On many occasions I have been asked how do we drive the negotiation meeting.
Here is a simple five-step Negotiation Process that can be applied for successful results in all your negotiating sessions:
Step 1: Analyse the Negotiation Situation
Start by collating all the information relevant to the situation under negotiation. You could apply the Johari Window concept and the data collated could be divided into useful sections. The Johari Window divides the information into four quadrants:
- Known to me and Known to the other person
- Known to me but Unknown to the other person
- Known to other person but Unknown to me
- Unknown to both parties
Applying this to the data you’ve collected can give you critical insights into the other party’s view of the negotiation, and also have you alert for information that you may not have and would like to seek.
Step 2: Develop the Negotiation Framework
The Negotiation Framework in business occurs within the state / country laws of the negotiating parties and within the socially accepted rules of corporate governance. Further, a framework for each negotiation must be outlined, understood and adhered to by all parties. It’s also important to decide what you will do if any of the agreed rules are broken. This gives you the critical ability to redirect the negotiation if it drifts to areas that are irrelevant to the negotiation subject.
Step 3: Develop Your BATNA
Your BATNA is your “Best Alternative To a Negotiated Agreement”.
What happens if you can’t reach an agreement. Determining your BATNA before the negotiation begins, is necessary, because it provides you with a measurement index against which you can compare offers made. To determine your BATNA, first list all your alternatives, identify those that can be expanded into practical and attainable ones, then pick out the very best alternative and keep that as your backup position. The stronger your BATNA assessment is, the more powerful you’ll feel when negotiating.
Step 4: Select Your Negotiating Approach
The negotiating style you use will affect the outcome you will get. If you want to build a long-term relationship with your negotiating partner, then you’ll want to make a deal that both of you are happy with (The Win-Win Negotiation Approach). In that scenario, you’ll want to use a problem-solving, collaborative approach. On the other hand, if you want the best deal for yourself and aren’t worried about your negotiating partner getting any payback (i.e., if you’re not interested in a long-term relationship, The Win-Lose Approach) then you can use an aggressive approach.
Step 5: Specify the Optimum Negotiating Environment
Working through the steps above allows you to develop a clear idea of what physical and psychological elements are required to create the best possible environment in which to negotiate.

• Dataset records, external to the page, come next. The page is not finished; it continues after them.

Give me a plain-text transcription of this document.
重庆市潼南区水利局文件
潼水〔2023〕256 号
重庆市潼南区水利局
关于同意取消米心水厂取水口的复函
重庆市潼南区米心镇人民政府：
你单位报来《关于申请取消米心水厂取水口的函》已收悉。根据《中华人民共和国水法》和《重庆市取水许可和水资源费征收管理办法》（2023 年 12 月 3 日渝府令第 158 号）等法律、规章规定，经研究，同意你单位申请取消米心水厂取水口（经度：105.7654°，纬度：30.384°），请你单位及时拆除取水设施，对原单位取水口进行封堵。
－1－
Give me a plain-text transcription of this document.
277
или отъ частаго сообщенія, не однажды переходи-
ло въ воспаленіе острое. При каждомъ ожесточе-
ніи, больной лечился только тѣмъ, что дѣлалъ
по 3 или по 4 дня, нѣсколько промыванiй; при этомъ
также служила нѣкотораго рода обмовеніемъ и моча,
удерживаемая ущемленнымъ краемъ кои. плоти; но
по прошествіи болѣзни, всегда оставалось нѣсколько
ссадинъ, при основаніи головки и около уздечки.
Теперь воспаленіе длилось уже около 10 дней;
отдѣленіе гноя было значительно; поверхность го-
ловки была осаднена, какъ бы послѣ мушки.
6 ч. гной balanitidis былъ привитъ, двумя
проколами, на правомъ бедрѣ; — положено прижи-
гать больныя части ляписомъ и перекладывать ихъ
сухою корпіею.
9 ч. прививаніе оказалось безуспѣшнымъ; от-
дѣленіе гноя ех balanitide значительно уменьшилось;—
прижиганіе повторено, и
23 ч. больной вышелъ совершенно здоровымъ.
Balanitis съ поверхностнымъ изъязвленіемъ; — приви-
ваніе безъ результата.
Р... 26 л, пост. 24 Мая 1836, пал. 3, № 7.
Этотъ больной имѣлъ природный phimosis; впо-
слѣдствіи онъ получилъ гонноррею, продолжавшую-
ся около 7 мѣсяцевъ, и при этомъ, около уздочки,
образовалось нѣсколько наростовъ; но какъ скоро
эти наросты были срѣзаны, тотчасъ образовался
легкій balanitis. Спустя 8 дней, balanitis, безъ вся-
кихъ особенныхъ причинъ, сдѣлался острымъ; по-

For example, your negotiating style can determine the seating arrangements and table style for the room. Don’t ignore your physiological elements: you’ll want to arrange your schedule (including any travel) to ensure you will be well rested and alert. Learning to negotiate successfully requires time and practice, with each negotiation providing an opportunity to enhance your knowledge and develop your skill. However, using this five-step Negotiation Process Model can provide you with a solid foundation upon which to build a winning strategy.